Wie kommst du denn darauf? In meiner Verwandt- und Bekanntschaft sind ja schon ne Menge Leute über der Jordan gegangen aber KEINER davon hat je ein Altersheim von innen gesehen.

Senior Sanchez
2011-12-03, 12:26:41
was ich ganz interessant finde sind so Zusatzversicherungen die meine Versicherung seit kurzem anbietet....dort kann man sich auf erstklassige Pflege in einem Altersheim versichern. Kostet in jungen Jahren irgendwas mit 90-100€ im Monat aber dafür soll man im Alter zugesichert bekommen eine richtige First Class Pflege zu bekommen. Weil jetzt die ersten Altersheime kommen sollen die eine 2 Klassen Versorgung mit genauer Abgrenzung anbieten :). Also ich werd mir das wohl näher anschauen..finds sehr Wichtig da man ja eh im Altersheim landet :)

Also ich find aufs Altersheim sparen auch irgendwie befremdlich. ;) Ich kenne auch kaum Leute, die im Altersheim sind/waren.

ux-3
2011-12-03, 12:45:45
Alle die ich kenne, waren nur kurz im Altersheim. Dann waren sie im Sarg.

Treshold
2011-12-04, 10:44:57
was ich ganz interessant finde sind so Zusatzversicherungen die meine Versicherung seit kurzem anbietet....dort kann man sich auf erstklassige Pflege in einem Altersheim versichern. Kostet in jungen Jahren irgendwas mit 90-100€ im Monat aber dafür soll man im Alter zugesichert bekommen eine richtige First Class Pflege zu bekommen. Weil jetzt die ersten Altersheime kommen sollen die eine 2 Klassen Versorgung mit genauer Abgrenzung anbieten :). Also ich werd mir das wohl näher anschauen..finds sehr Wichtig da man ja eh im Altersheim landet :)

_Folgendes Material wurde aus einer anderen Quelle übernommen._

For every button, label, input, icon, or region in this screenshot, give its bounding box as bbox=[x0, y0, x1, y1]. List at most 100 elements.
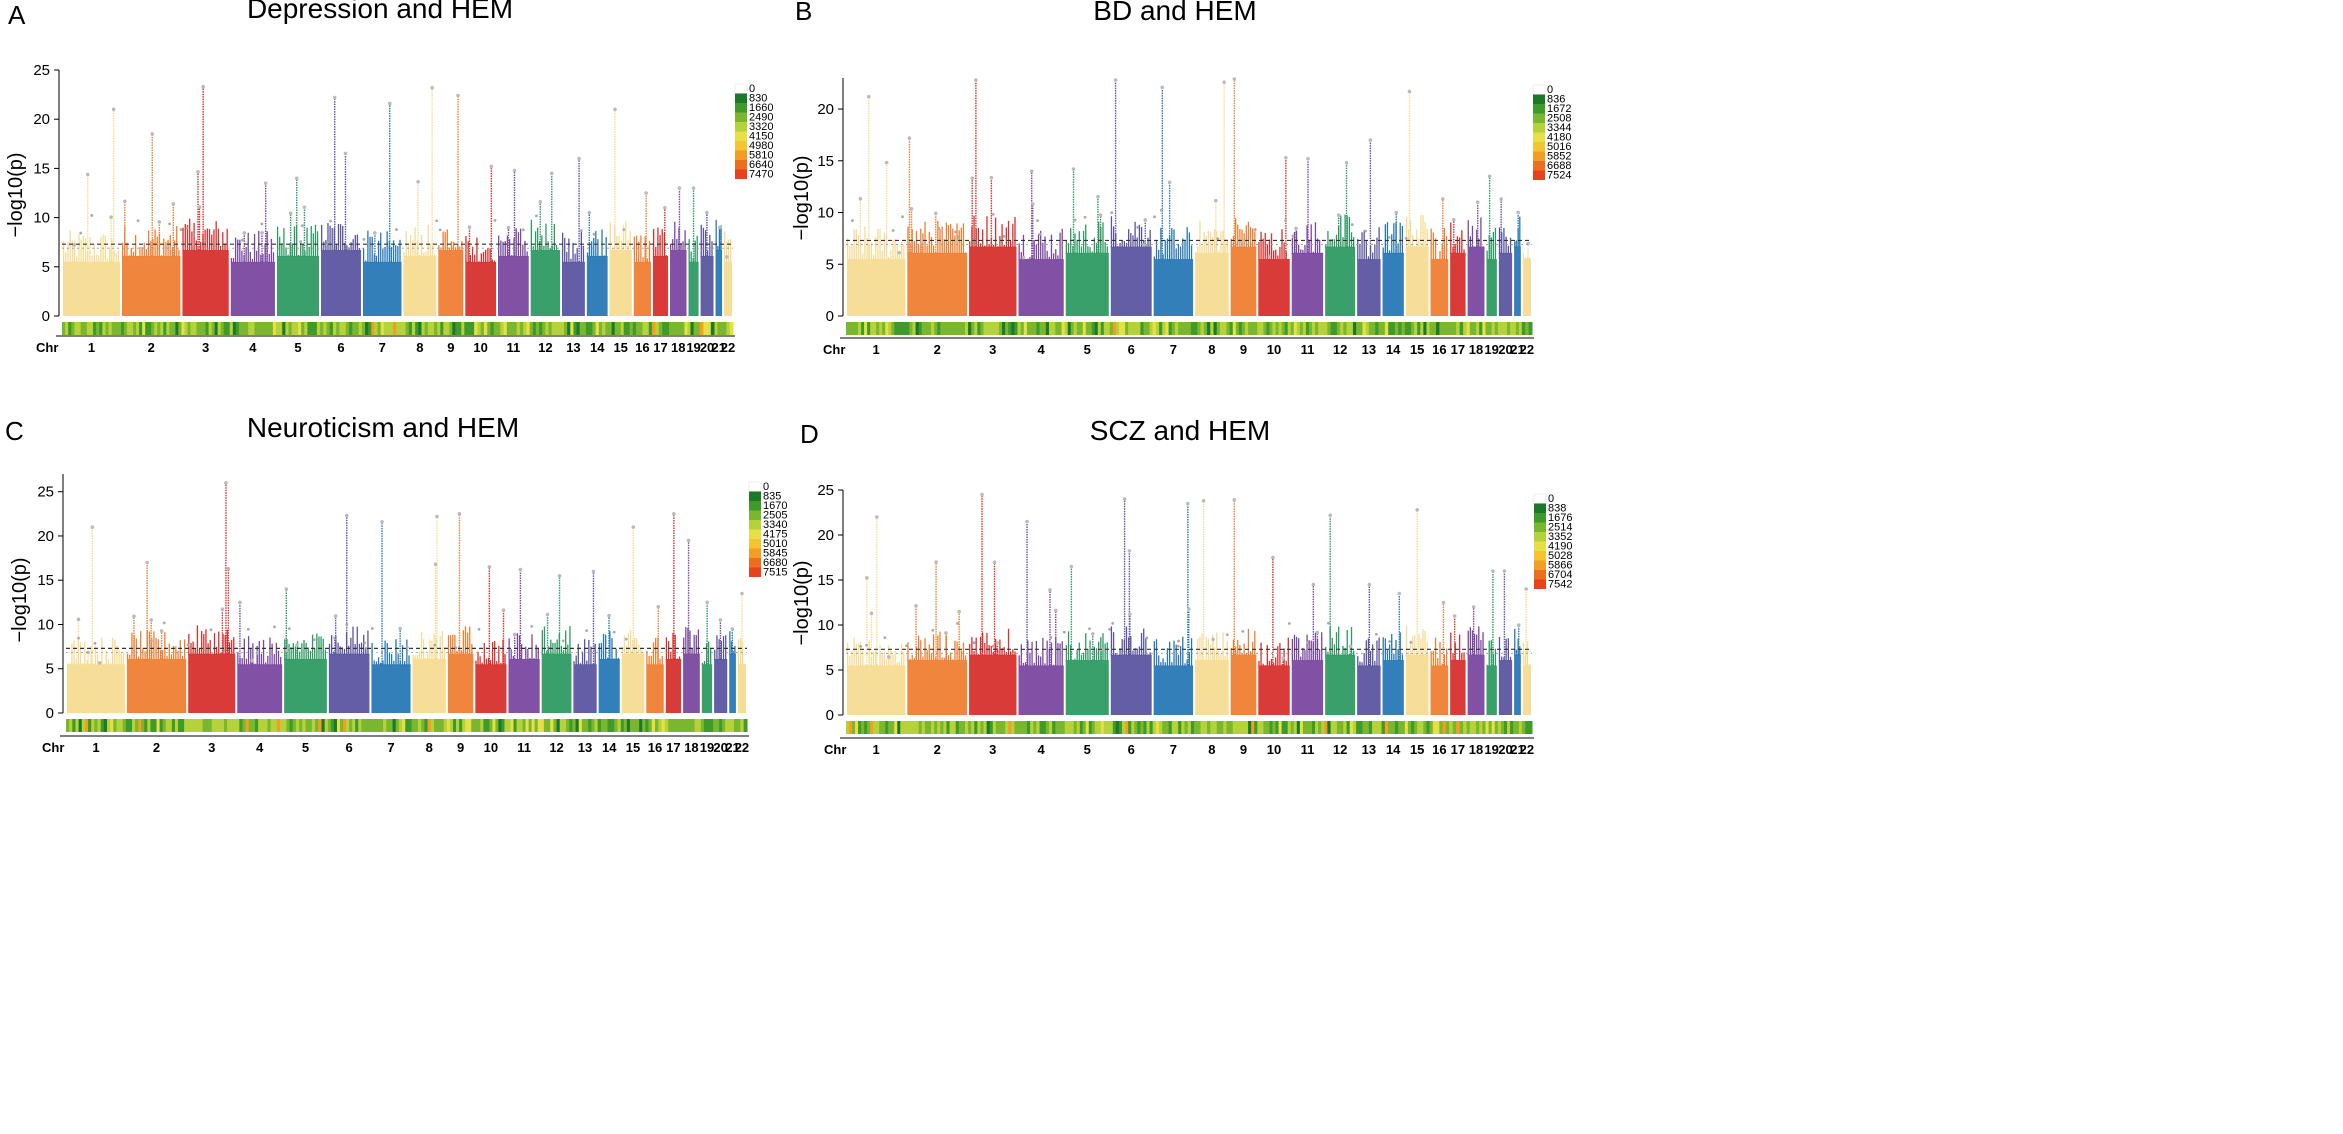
point-cluster bbox=[1220, 231, 1222, 254]
point-cluster bbox=[1409, 640, 1412, 656]
chromosome-label: 6 bbox=[1128, 342, 1135, 357]
density-cell bbox=[1112, 322, 1117, 335]
density-cell bbox=[669, 322, 673, 335]
density-cell bbox=[1131, 721, 1135, 734]
top-snp-point bbox=[1128, 612, 1132, 616]
panel-C: C Neuroticism and HEM0510152025−log10(p)1… bbox=[5, 412, 787, 755]
point-cluster bbox=[872, 651, 875, 667]
density-cell bbox=[734, 719, 738, 732]
point-cluster bbox=[851, 651, 853, 667]
point-cluster bbox=[674, 221, 676, 252]
density-cell bbox=[570, 322, 574, 335]
density-cell bbox=[427, 719, 432, 732]
density-cell bbox=[879, 322, 883, 335]
chromosome-12-band bbox=[1325, 246, 1356, 316]
point-cluster bbox=[86, 660, 88, 666]
chromosome-21-band bbox=[729, 653, 736, 713]
density-cell bbox=[729, 322, 734, 335]
density-cell bbox=[629, 322, 634, 335]
density-cell bbox=[477, 322, 482, 335]
point-cluster bbox=[1306, 634, 1308, 662]
point-cluster bbox=[454, 634, 456, 655]
lead-snp-point bbox=[521, 228, 525, 232]
point-cluster bbox=[114, 639, 116, 666]
density-cell bbox=[714, 322, 718, 335]
point-cluster bbox=[526, 251, 528, 257]
density-cell bbox=[1103, 322, 1108, 335]
point-cluster bbox=[1230, 648, 1232, 656]
density-cell bbox=[598, 322, 603, 335]
density-cell bbox=[1030, 322, 1034, 335]
density-cell bbox=[1513, 322, 1517, 335]
point-cluster bbox=[1463, 249, 1465, 254]
density-cell bbox=[1207, 322, 1211, 335]
density-cell bbox=[1002, 721, 1006, 734]
point-cluster bbox=[990, 646, 992, 656]
density-cell bbox=[1200, 322, 1205, 335]
point-cluster bbox=[926, 650, 928, 662]
density-cell bbox=[696, 322, 701, 335]
legend-swatch bbox=[749, 567, 761, 577]
density-strip-segment bbox=[846, 721, 907, 734]
density-cell bbox=[664, 719, 669, 732]
density-strip-segment bbox=[700, 719, 714, 732]
point-cluster bbox=[1140, 227, 1143, 248]
density-cell bbox=[83, 322, 88, 335]
point-cluster bbox=[870, 242, 873, 261]
density-cell bbox=[1134, 721, 1138, 734]
density-cell bbox=[1082, 322, 1087, 335]
point-cluster bbox=[693, 634, 695, 655]
lead-snp-point bbox=[186, 643, 190, 647]
chromosome-label: 6 bbox=[346, 740, 353, 755]
top-snp-point bbox=[1367, 582, 1372, 587]
density-cell bbox=[1432, 721, 1437, 734]
density-cell bbox=[417, 719, 422, 732]
point-cluster bbox=[548, 646, 550, 655]
density-cell bbox=[888, 721, 892, 734]
point-cluster bbox=[302, 244, 304, 257]
chromosome-7-band bbox=[362, 261, 402, 316]
density-cell bbox=[174, 719, 179, 732]
point-cluster bbox=[1190, 245, 1193, 261]
top-snp-point bbox=[1096, 194, 1100, 199]
point-cluster bbox=[276, 226, 279, 257]
density-cell bbox=[1404, 322, 1409, 335]
top-snp-point bbox=[72, 243, 76, 247]
legend-swatch bbox=[1534, 503, 1546, 513]
point-cluster bbox=[864, 226, 866, 261]
point-cluster bbox=[1175, 248, 1177, 261]
top-snp-point bbox=[705, 600, 709, 605]
density-cell bbox=[110, 719, 114, 732]
density-strip-segment bbox=[1381, 721, 1406, 734]
density-cell bbox=[368, 322, 372, 335]
density-cell bbox=[1219, 721, 1224, 734]
density-cell bbox=[1254, 322, 1258, 335]
chromosome-18-band bbox=[683, 653, 700, 713]
density-cell bbox=[642, 719, 646, 732]
chromosome-22-band bbox=[1522, 259, 1531, 316]
density-cell bbox=[1165, 322, 1170, 335]
chromosome-8-points bbox=[412, 514, 446, 713]
density-cell bbox=[668, 719, 673, 732]
density-cell bbox=[1327, 721, 1332, 734]
chromosome-3-points bbox=[969, 78, 1017, 316]
point-cluster bbox=[1164, 240, 1166, 261]
density-cell bbox=[1293, 721, 1298, 734]
density-cell bbox=[266, 322, 271, 335]
point-cluster bbox=[397, 653, 399, 666]
lead-snp-point bbox=[1241, 629, 1245, 633]
point-cluster bbox=[189, 218, 191, 252]
density-cell bbox=[1103, 721, 1108, 734]
chromosome-2-band bbox=[907, 252, 968, 316]
density-cell bbox=[119, 719, 124, 732]
density-cell bbox=[1423, 322, 1427, 335]
top-snp-point bbox=[591, 569, 596, 574]
point-cluster bbox=[73, 640, 75, 666]
point-cluster bbox=[1237, 224, 1239, 248]
point-cluster bbox=[1254, 231, 1256, 248]
density-cell bbox=[456, 719, 460, 732]
density-cell bbox=[371, 322, 375, 335]
density-cell bbox=[71, 322, 75, 335]
point-cluster bbox=[1528, 257, 1531, 261]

Kauf dir eine Wohnung und wenn du alt bist verkaufst du die und bezahlst damit (teilweise) das Altersheim. Außer du rechnest damit 30 Jahre lang im Altersheim zu sein; dann reicht das Geld ja dann auch nicht

IronMan1
2011-12-04, 17:33:24
naja ich kenne viele die sogar bis zu 2-3Jahre im Altersheim waren oder an die 5Jahre :) es gibt sogar Gerüchte wonach es Leute gibt die von 80Jahren bis sie 100Jahre waren im Altersheim waren....

das finde ich schon beeindruckend das man im Altersheim so eine hohe Lebenserwartung hat...da finde ich so eine Versicherung die einen guten Platz im Altersheim mit erstklassiger Verpflegung garantiert :) so entgeht man auch der Altersarmut :cool:

Senior Sanchez
2011-12-04, 17:47:11
naja ich kenne viele die sogar bis zu 2-3Jahre im Altersheim waren oder an die 5Jahre :) es gibt sogar Gerüchte wonach es Leute gibt die von 80Jahren bis sie 100Jahre waren im Altersheim waren....

das finde ich schon beeindruckend das man im Altersheim so eine hohe Lebenserwartung hat...da finde ich so eine Versicherung die einen guten Platz im Altersheim mit erstklassiger Verpflegung garantiert :) so entgeht man auch der Altersarmut :cool:

Naja, ich finde es ist rausgeschmissenes Geld.
Wie andere schon sagen ist es sinnvoller sich eine Wohnung zu kaufen und wenn dann irgendwann das Altersheim angesagt ist, verhökert man die und bezahlt von dem Geld das Altersheim. Zudem hast du von der Wohnung zu Lebzeiten (;D) schon etwas und ich gehe mal stark davon aus, dass man im Allgemeinen nicht lang genug im Altersheim ist, damit sich diese Versicherung auszahlt.

MarcWessels
2011-12-04, 21:04:13
Ne Wohnung/Haus käme sowieso unter den Hammer.